Um ponto nevrálgico na discussão é a distinção jurídica entre filiais e subsidiárias. A subsidiária é uma pessoa jurídica autônoma, constituída sob as leis do país estrangeiro. A filial, por sua vez, é uma extensão da personalidade jurídica da matriz brasileira. O Fisco tende a argumentar que, no caso de filiais, a confusão patrimonial facilitaria a tributação imediata, pois o lucro da filial seria, por definição, lucro da matriz.

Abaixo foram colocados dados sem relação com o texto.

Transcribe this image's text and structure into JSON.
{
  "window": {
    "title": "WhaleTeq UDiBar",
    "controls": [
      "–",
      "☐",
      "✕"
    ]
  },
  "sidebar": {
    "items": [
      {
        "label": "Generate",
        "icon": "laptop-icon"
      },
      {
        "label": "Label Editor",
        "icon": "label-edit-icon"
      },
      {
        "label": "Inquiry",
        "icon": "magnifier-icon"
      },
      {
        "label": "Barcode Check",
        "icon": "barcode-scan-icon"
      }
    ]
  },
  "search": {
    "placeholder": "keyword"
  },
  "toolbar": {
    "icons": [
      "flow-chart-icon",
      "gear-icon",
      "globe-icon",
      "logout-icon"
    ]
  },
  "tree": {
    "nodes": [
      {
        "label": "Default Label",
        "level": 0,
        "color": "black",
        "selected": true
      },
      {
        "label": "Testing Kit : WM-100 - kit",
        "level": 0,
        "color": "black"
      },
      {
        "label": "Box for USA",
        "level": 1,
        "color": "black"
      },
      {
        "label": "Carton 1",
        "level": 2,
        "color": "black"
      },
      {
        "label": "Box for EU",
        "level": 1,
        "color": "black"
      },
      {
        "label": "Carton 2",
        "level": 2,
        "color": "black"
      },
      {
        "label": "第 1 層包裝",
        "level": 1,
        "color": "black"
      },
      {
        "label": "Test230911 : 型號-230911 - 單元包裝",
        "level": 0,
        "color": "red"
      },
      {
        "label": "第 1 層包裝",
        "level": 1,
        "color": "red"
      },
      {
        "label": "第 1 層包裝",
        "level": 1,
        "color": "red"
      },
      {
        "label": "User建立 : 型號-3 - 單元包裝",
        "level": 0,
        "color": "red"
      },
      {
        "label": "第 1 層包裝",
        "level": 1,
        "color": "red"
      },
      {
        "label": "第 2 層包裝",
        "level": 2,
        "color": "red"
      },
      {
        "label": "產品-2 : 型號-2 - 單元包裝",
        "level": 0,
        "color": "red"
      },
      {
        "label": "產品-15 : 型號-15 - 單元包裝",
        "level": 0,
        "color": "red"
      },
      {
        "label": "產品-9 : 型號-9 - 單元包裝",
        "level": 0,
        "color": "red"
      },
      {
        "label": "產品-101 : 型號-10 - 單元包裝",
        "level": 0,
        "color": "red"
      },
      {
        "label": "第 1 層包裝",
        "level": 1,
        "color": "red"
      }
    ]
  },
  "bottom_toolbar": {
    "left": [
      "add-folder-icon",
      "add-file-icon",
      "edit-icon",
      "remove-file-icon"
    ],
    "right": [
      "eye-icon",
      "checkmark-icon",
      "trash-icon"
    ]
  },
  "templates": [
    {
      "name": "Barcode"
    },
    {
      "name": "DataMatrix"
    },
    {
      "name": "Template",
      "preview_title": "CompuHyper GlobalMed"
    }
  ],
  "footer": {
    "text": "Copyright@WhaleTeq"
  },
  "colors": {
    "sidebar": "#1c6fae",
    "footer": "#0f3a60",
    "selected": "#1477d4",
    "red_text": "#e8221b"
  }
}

Entretanto, para fins de aplicação dos tratados internacionais, as filiais são frequentemente equiparadas a estabelecimentos permanentes ou tratadas sob regras específicas que garantem a alocação de lucros ao Estado onde estão situadas. Se o tratado determina que os lucros atribuíveis ao estabelecimento permanente (filial) devem ser tributados no Estado onde ele se localiza, a pretensão brasileira de tributar esses mesmos lucros via TBU encontra óbice convencional.

O desrespeito a essa autonomia tributária da filial, garantida pelo tratado, pode gerar dupla tributação jurídica, onde o mesmo contribuinte é tributado sobre o mesmo rendimento em duas jurisdições diferentes, sem mecanismos eficazes de alívio. A defesa técnica deve demonstrar que a norma interna não pode se sobrepor à norma internacional que reparte a competência tributária, sob pena de violação constitucional e supralegal.

Reflexos da ADI 2588 e a Evolução do Tema

É impossível discutir este tema sem revisitar o julgamento histórico da Ação Direta de Inconstitucionalidade (ADI) 2588 pelo Supremo Tribunal Federal (STF). Embora o julgamento tenha ocorrido sob a égide da legislação anterior (Lei 9.249/95 e MP 2.158-35/01), ele estabeleceu diretrizes importantes sobre a tributação de lucros no exterior. O STF, na ocasião, diferenciou paraísos fiscais de jurisdições com tributação normal e debateu a constitucionalidade da tributação automática de lucros não disponibilizados.

A Lei 12.973/2014 veio, em tese, para adequar a legislação interna ao entendimento do STF e às práticas internacionais do projeto BEPS (Base Erosion and Profit Shifting) da OCDE. No entanto, a lei não resolveu completamente o conflito com os tratados anteriores à sua vigência que não possuem cláusulas expressas permitindo a aplicação de regras CFC. O Superior Tribunal de Justiça (STJ) também já se manifestou no sentido de prevalência dos tratados internacionais sobre a lei interna, reforçando a tese dos contribuintes.

O profissional do Direito deve monitorar constantemente a jurisprudência dos tribunais superiores. A estabilidade das decisões é relativa em matéria tributária, e novos argumentos surgem à medida que os modelos de negócios internacionais se tornam mais complexos. A digitalização da economia e a mobilidade dos ativos intangíveis trazem novas camadas para a discussão sobre onde o lucro é efetivamente gerado e quem tem a competência para tributá-lo.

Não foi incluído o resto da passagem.